Saat usiaku menginjak 17 tahun, aku sudah bekerja sebagai harian lepas di bagian produksi, aku merintis karirnya dari bawah, sampai akhirnya bisa menjadi supervisor di sebuah cabang perusahaan tempatku bekerja.
Hasil usaha memang tidak menghianati proses, aku ditarik ke kantor pusat dan dipromosikan menjadi seorang manager disana, Aku sama sekali tidak takut berhadapan dengan Farrel, walaupun dia lulusan S2, tapi didunia kerja pengalaman adalah segalanya. Dimataku Farrel hanyalah seorang anak ingusan, jika dia belajar mengelola perusahaan dari ayahnya sejak muda, pengalamannya tidak akan sebanyak diriku. Lagipula aku lulusan S1 jurusan manajemen bisnis walau dulu aku kuliah kelas karyawan, tapi IPK ku cumelaude.

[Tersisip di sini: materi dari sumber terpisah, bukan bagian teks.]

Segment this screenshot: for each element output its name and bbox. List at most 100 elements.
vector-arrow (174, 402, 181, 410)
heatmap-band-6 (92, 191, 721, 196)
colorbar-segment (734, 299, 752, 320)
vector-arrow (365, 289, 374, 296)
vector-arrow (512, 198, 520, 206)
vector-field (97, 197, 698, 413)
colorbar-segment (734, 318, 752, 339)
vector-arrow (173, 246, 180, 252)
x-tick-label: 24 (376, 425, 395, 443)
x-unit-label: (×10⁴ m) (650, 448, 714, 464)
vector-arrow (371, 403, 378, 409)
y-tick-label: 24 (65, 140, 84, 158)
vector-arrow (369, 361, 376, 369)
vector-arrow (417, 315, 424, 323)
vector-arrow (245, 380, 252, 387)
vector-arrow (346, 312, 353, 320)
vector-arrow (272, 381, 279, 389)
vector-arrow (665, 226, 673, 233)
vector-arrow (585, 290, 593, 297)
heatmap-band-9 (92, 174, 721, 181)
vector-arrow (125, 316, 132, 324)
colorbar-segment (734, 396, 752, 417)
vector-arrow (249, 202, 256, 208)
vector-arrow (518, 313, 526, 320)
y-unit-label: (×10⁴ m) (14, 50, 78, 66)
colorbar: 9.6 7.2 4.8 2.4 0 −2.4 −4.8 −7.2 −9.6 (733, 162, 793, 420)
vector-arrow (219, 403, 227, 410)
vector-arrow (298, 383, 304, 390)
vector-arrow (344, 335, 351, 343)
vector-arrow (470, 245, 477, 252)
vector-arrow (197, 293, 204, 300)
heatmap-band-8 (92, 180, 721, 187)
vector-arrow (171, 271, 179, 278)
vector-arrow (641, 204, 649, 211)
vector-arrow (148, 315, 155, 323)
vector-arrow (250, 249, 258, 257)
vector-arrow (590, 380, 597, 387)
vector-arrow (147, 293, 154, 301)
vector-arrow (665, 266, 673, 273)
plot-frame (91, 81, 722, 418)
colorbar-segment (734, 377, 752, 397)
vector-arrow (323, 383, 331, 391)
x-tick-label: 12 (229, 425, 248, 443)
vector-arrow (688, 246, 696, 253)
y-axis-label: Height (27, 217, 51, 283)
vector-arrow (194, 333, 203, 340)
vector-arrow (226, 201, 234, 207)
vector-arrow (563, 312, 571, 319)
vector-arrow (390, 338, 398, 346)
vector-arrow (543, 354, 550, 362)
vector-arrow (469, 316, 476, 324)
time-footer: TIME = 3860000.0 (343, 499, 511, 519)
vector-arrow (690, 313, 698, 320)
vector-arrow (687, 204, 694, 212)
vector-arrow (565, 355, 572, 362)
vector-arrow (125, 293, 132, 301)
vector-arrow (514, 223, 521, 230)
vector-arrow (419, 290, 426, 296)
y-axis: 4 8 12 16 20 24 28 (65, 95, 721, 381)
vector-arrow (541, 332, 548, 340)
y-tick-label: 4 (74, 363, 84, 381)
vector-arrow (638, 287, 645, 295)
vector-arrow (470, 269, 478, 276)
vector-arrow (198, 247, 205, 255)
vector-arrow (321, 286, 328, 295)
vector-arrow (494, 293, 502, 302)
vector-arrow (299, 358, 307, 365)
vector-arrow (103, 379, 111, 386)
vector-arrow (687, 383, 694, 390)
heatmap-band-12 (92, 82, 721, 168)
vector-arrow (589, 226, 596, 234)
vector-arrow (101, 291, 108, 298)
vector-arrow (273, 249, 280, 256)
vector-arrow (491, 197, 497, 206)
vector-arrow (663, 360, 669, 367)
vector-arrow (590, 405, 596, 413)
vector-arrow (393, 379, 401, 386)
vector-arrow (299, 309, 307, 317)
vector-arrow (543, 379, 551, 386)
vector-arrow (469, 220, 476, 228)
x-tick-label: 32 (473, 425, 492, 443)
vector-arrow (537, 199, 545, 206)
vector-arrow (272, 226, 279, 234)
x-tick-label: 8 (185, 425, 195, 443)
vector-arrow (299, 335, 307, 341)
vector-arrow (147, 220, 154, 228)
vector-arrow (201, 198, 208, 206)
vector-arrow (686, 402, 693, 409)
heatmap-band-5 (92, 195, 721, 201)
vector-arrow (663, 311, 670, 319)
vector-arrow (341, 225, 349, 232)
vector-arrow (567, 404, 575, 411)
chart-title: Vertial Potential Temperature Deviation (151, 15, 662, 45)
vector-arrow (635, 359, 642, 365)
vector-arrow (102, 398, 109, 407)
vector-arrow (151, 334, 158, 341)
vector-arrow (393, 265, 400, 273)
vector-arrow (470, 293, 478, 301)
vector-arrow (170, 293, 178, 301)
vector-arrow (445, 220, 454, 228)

“Aku takut kau hanya membuang buang waktuku saja,” ucap Farrel dingin.
“Itu terdengar seperti alasan atau apakah itu sebuah ketakutan?” ledekku.
Semua orang tercengang melihat perdebatanku dengan Farrel, selama ini Elena tidak pernah sekalipun berkata kasar atau menyinggung perasaan Farrel. Elena selalu menjaga sikap jika dia berhadapan dengan Farrel. Elena selalu menatap Farrel dengan tatapan cinta dan memuja.
“Ku dengar minggu depan adalah peresmian perusahaan baru, pastikan kau memberiku ruangan yang layak sebagai CEO,” aku tersenyum licik ke arah Farrel.